Towards Non-Invasive, In-Office Detection of Early-Stage Bladder Cancer with Digitally Stained White-Light-Cystoscopy-Guided Polarization-Sensitive Optical Coherence Tomography
Chang, Shuang
0000-0002-3313-0683
:
2024-03-22
Abstract
Bladder cancer (BC) has a high recurrence rate (>50%) and requires frequent surveillance. However, the standard-of-care tool for BC surveillance, white light cystoscopy (WLC), has low sensitivity and specificity for detecting flat tumors like carcinoma in situ (CIS), a high-grade tumor with poor prognosis. Blue light cystoscopy (BLC) has shown promise but is limited by its accessibility, imaging artifacts, and low specificity in differentiating CIS against inflammations. To overcome the limitations of BLC, this dissertation aims to change how BC surveillance is performed by introducing a set of multimodal imaging tools that improves the sensitivity and specificity for in-office translation. The primary objective of this dissertation is to improve the detection of CIS through the development of digitally-stained-WLC-guided polarization-sensitive optical coherence tomography (PS-OCT) imaging.

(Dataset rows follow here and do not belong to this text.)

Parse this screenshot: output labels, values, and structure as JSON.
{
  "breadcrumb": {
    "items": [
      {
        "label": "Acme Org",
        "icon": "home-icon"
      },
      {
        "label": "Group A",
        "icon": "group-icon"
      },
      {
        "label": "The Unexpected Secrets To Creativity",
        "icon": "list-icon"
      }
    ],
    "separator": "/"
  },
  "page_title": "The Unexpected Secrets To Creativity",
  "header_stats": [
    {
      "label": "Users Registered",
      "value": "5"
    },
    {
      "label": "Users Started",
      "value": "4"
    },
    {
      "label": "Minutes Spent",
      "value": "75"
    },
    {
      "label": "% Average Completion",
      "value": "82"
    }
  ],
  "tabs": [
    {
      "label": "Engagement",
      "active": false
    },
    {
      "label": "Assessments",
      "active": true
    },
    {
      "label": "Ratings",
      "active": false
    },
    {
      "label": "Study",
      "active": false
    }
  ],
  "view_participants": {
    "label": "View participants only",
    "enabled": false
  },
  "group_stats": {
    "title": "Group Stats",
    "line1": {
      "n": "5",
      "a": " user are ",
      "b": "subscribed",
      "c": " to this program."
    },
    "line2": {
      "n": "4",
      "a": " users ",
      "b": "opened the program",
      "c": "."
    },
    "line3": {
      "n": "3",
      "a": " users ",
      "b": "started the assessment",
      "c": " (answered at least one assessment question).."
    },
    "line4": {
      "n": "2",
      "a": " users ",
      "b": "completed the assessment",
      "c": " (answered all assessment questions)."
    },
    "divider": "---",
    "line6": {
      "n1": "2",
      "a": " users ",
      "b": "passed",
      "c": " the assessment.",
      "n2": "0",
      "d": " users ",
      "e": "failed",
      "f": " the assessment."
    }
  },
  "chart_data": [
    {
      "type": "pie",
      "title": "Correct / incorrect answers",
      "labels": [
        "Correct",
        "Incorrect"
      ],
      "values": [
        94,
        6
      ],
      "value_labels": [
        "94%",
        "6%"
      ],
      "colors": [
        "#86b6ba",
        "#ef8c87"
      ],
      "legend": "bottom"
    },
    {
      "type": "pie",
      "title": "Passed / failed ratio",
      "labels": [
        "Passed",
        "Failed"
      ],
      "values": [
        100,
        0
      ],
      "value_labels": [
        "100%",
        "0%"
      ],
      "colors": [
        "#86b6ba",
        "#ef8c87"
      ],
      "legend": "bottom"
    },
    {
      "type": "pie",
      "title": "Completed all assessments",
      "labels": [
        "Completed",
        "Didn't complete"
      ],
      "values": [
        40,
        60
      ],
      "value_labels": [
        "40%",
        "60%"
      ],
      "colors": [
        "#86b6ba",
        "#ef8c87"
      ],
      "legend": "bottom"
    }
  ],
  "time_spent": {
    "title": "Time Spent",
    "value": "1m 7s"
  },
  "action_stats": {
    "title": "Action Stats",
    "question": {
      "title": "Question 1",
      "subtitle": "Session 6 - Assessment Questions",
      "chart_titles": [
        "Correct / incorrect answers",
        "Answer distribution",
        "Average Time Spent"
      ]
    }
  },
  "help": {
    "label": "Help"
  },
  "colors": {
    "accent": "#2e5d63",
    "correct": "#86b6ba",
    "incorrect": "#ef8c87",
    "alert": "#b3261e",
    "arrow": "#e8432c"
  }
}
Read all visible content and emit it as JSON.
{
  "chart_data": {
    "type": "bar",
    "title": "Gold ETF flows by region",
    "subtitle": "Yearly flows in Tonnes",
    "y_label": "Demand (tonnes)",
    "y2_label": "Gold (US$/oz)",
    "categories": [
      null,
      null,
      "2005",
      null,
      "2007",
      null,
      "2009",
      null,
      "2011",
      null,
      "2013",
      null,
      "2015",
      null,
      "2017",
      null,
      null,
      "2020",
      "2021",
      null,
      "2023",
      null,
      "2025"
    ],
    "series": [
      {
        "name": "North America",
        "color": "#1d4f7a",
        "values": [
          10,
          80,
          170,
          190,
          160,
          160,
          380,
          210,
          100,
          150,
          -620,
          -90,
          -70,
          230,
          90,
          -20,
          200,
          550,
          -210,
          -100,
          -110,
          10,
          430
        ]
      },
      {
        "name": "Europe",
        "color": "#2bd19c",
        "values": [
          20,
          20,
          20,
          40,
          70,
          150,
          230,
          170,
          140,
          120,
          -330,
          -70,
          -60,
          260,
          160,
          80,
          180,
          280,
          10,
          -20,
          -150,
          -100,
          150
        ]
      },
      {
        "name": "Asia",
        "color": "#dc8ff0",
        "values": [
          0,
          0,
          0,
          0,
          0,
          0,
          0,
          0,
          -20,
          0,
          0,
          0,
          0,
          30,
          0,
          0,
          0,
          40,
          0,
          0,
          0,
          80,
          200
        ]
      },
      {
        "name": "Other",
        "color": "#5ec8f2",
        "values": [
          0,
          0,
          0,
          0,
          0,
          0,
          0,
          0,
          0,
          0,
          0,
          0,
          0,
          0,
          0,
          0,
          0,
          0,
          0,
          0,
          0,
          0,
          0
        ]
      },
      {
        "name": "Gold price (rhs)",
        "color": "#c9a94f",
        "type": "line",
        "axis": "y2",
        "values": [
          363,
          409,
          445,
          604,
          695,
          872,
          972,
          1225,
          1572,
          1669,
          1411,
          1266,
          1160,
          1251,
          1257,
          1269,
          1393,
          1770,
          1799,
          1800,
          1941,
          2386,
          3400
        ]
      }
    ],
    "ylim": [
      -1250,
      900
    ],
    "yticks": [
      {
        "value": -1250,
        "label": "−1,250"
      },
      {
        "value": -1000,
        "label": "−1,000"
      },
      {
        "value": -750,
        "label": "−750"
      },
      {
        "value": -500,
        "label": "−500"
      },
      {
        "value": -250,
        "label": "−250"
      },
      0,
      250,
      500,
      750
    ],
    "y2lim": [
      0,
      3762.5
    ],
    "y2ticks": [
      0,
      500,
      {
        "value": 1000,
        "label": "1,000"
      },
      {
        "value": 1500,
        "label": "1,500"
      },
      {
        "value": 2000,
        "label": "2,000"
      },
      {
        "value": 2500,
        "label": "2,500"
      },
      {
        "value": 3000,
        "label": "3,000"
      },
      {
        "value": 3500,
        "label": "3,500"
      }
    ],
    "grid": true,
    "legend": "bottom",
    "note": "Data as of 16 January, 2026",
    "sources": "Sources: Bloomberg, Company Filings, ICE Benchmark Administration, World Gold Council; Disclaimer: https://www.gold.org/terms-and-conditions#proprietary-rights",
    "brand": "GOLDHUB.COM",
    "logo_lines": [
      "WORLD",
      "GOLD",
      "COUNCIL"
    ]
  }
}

First, digital staining was performed on WLC images to produce BLC-like images with fluorescence on suspicious lesions. The resulting digitally generated BLC (dgBLC) is a wide-field imaging tool with high sensitivity for CIS detection. Next, to remove the common environmental imaging artifacts in BLC imaging, computation artifact removal methods were introduced. The resulting enhanced BLC frames achieve better perceptual quality than original BLC frames and recover important diagnostic information in tissues. Lastly, to address the issue with low specificity of BLC and consequently our resulting dgBLC technology, PS-OCT was used, which is a variant of OCT with enriched sensitivity to collagen. With PS-OCT, quantitative information about tissue birefringence and optical attenuation coefficient were extracted. These metrics were shown to allow better differentiation of CIS from benign tissues (improve specificity of detection from 78.5% to 95%) and proved to have high correlations with morphological features computed from histology.
The proposed technology fills a critical gap in the standard of care for early detection of flat, high-grade carcinomas (i.e., CIS), especially in recurrent BC patients with significant inflammation. This dissertation research paves the way for a multimodal clinical tool with improved sensitivity and specificity in detecting CIS tumors for both in-office and surgical use.